Home health agencies already partnered with hospitals may soon benefit after the Centers for Medicare & Medicaid Services (CMS) finalized a rule to incentivize hospitals to work with other post-acute providers for knee and hip replacement procedures.
Bundled payments will go into effect for 67 hospital locations for patients who undergo knee and hip replacement surgeries, CMS ruled Monday. This is fewer than the 80 originally floated. All post-acute care will be included in the episode of care, according to the rule.
For home health agencies, the ruling incentivizes coordinated care, as hospitals are responsible for an entire episode of care, including the following 90 days after a discharge. Hospitals can benefit in the form of incentive payments once the episode of care is over if the cost of care is below a benchmark price. However, hospitals participating in the bundle payment models will have to pay a reconciliation fee should the amount exceed Medicare’s benchmark.
The replacement surgeries are the most common inpatient surgery type for Medicare beneficiaries with sometimes lengthy recovery and rehabilitation periods. Hospitalizations from hip and knee replacements reached $7 billion in 2014, according to the agency.

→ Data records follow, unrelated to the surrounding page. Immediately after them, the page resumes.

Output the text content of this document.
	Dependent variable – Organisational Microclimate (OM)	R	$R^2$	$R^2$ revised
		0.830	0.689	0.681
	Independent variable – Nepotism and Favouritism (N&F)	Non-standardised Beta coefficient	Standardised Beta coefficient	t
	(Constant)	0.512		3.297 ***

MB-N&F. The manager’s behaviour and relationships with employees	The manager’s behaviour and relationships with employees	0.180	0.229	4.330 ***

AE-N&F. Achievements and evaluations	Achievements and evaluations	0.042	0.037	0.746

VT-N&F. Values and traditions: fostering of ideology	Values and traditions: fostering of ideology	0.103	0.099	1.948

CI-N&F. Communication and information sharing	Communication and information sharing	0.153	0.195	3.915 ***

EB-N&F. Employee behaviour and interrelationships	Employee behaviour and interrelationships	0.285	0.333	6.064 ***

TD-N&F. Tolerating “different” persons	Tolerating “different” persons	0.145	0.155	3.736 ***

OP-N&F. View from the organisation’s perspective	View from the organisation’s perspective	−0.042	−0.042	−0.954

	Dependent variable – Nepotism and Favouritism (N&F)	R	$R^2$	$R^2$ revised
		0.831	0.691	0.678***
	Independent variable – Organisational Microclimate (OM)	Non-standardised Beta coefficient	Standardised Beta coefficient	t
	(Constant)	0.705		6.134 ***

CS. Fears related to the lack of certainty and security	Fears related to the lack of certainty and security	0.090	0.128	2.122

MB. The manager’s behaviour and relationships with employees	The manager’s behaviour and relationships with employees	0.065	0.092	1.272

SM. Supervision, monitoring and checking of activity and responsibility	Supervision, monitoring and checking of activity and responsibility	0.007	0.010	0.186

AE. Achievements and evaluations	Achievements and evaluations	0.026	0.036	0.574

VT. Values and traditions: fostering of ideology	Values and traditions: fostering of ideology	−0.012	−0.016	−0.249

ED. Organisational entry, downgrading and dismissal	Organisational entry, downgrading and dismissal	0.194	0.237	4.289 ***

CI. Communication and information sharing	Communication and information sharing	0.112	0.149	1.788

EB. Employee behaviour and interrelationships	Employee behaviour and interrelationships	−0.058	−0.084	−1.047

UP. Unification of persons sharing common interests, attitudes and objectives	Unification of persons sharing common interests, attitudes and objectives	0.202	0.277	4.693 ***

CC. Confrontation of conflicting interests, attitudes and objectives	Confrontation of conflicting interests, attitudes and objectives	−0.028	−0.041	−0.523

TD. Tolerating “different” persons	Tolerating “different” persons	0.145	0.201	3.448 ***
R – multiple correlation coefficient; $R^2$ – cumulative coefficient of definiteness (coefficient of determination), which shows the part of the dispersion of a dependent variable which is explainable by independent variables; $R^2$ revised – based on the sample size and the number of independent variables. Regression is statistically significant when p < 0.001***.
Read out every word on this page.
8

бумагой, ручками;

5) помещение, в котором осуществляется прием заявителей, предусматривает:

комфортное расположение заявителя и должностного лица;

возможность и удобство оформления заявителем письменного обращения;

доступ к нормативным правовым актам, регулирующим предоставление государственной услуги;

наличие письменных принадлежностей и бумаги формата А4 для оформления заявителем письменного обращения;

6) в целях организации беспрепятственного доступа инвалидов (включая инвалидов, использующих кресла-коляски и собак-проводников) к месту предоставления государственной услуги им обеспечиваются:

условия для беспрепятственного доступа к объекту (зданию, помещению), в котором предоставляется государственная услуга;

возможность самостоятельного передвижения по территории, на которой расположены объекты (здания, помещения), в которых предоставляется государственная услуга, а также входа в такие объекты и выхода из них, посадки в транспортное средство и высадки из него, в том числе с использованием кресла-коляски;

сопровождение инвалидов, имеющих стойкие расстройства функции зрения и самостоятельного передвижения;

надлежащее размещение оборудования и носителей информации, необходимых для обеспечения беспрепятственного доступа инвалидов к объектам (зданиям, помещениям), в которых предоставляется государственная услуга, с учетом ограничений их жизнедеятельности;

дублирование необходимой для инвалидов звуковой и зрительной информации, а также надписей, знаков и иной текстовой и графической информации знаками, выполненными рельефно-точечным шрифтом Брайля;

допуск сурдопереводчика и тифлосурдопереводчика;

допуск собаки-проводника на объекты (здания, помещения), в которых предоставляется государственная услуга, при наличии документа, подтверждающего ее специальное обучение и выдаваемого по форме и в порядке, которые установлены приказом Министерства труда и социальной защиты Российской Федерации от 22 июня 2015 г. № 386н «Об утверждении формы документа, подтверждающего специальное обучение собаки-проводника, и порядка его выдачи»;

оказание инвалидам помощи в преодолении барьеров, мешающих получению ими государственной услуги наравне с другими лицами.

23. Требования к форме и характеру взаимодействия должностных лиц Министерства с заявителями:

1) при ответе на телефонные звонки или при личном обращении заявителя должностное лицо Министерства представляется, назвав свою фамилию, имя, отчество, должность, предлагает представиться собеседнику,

The new CMS model is a a way for the agency to test a significant shift toward new payment methods, though hospitals and post-acute providers will still utilize fee-for-service.
Bundled payments hold organizations financial accountable for an episode of care, according to CMS, and push the health care system toward a more coordinated delivery of care model between hospitals and home health agencies.
The new regulations will take effect January 15, 2016 and will become appiclable April 1, 2015, when the first model performance period begins, CMS stated.